Екатерина Валерьевна вздрогнула. Глаза сверкнули.

— А ты не знаешь? Он умер. Давно уже. Пьяный на мотоцикле разбился. Неужели ты даже не пыталась найти его? В тех же соцсетях? Неужели ты вот такая вот… Он любил тебя. Да-да, ты хорошо знала об этом. Он спас тебя тогда, на озере. Он помог тебе сбежать. Он как собачка за тобой бегал. А ты просто забыла. О, я понимаю, искушения все эти. Город, новая жизнь. Зачем тебе мы? Зачем тебе эта гнилая жизнь?

— Екатерина Валерьевна… Мне очень жаль. Я правда не знала…

— Сука ты, — женщина повысила голос, — обычная с-с-сучка. Жаль ей. Уехала на свои бл..ки. Хотя бы не ври мне. Отца приехала проводить? Отца, значит, провожаешь? А ты думала, что если бы ты не сбежала тогда, не сбежала как маленькая избалованная тварь, он бы еще был жив? Ты не думала, что могла бы вытащить его? Ты знаешь, какой он был человек? Отец твой? Сколько души в нем?
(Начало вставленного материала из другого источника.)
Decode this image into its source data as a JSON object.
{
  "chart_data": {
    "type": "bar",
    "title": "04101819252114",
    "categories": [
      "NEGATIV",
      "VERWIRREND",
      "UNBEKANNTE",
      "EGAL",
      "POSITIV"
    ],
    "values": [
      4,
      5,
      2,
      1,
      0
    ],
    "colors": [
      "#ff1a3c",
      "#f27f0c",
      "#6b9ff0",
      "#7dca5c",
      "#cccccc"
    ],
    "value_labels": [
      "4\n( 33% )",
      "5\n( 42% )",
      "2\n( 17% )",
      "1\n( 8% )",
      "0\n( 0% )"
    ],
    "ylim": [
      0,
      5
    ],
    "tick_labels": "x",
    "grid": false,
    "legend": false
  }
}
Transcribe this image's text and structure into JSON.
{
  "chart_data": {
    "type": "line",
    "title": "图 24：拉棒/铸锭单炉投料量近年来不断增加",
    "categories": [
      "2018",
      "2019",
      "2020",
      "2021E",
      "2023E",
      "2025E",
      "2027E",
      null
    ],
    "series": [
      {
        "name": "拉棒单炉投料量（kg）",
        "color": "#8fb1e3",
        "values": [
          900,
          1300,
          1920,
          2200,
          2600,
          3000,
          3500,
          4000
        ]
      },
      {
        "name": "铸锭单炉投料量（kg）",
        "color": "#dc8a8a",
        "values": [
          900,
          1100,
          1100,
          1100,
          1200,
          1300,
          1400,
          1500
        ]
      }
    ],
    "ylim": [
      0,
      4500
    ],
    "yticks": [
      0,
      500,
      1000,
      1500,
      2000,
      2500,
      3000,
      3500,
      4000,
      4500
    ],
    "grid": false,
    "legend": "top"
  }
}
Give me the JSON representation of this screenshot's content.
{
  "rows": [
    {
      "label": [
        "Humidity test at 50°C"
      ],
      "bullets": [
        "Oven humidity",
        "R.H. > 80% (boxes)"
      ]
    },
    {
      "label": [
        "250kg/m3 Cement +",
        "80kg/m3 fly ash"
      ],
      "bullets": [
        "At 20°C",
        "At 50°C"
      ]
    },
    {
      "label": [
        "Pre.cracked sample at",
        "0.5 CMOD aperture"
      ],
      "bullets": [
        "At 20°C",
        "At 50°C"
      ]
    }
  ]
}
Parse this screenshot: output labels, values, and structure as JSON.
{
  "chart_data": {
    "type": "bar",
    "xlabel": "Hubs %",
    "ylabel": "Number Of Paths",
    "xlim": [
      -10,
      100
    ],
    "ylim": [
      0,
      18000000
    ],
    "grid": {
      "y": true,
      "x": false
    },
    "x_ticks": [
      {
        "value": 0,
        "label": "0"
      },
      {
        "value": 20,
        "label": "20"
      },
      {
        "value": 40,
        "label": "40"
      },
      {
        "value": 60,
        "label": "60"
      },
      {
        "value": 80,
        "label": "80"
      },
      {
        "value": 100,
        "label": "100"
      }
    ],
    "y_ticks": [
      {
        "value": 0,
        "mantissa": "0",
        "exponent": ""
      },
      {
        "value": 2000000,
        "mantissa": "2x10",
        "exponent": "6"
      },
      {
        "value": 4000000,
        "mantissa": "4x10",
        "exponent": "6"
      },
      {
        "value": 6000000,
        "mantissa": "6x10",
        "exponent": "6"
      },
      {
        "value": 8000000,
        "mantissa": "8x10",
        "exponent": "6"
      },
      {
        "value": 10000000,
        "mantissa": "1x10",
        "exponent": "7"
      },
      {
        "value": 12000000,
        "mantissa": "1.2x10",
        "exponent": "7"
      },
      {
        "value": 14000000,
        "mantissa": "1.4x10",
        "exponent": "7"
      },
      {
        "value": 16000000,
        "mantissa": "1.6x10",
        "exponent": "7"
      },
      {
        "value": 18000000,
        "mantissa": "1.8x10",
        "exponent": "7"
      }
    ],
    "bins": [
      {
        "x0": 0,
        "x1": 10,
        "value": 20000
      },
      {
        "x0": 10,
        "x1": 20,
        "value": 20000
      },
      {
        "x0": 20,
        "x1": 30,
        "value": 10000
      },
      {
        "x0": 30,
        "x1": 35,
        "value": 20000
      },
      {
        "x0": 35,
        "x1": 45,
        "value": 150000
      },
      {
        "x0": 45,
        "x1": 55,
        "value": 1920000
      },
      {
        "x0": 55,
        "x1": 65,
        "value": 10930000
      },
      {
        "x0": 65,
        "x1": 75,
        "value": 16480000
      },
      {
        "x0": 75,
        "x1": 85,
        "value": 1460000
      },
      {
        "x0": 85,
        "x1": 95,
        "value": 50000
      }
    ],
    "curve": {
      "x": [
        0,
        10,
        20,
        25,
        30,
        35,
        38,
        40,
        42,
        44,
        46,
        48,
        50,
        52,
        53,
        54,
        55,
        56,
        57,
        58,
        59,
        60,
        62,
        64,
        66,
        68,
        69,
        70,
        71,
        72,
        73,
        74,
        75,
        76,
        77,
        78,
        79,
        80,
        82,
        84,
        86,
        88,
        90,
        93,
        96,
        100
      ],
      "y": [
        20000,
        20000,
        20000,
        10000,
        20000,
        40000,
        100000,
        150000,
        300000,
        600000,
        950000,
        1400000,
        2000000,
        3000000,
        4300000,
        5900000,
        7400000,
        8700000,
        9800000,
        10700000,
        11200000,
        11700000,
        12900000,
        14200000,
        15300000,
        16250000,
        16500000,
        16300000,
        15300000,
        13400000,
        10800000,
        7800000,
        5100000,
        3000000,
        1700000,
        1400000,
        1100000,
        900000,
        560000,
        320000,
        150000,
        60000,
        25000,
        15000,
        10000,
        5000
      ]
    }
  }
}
Только он, только его исповеди меня спасли тогда. А ты, небось, сидишь и ненавидишь его, думаешь, что он тебе жизнь испортил, да? Потому что ты сука. Убила отца. Бросила, предала. И Витю…

Голос Екатерины Валерьевны дёрнулся.

— И Витю бросила. И Витю убила. Мразь. Трусливая мразь. Если бы ты была тогда рядом, если бы у вас сложилась семья. Он был бы еще живой. Он пил, потому что ты, мразь, его бросила.

Катя оттолкнула женщину и выбежала за ограду храма. Её тело сотрясалось от рыданий. Она добежала до дома, наспех утёрла слёзы, поправила волосы и зашла в дом. То, что она плакала после прощания с отцом, никого не удивило.

— Мам, прости меня, мне позвонили. Срочно на работу надо. Прости.

— Ну что ты! Надо так надо. Теперь-то мы точно будем вместе.

— Конечно, я обязательно приеду к тебе, люблю тебя, — девушка обняла маму и снова расплакалась. Та плакала в ответ.

Спустя сорок минут Катя уже стояла в тамбуре отходящей электрички и смотрела на убегающую деревню. Как десять лет назад. Но на этот раз она не плакала.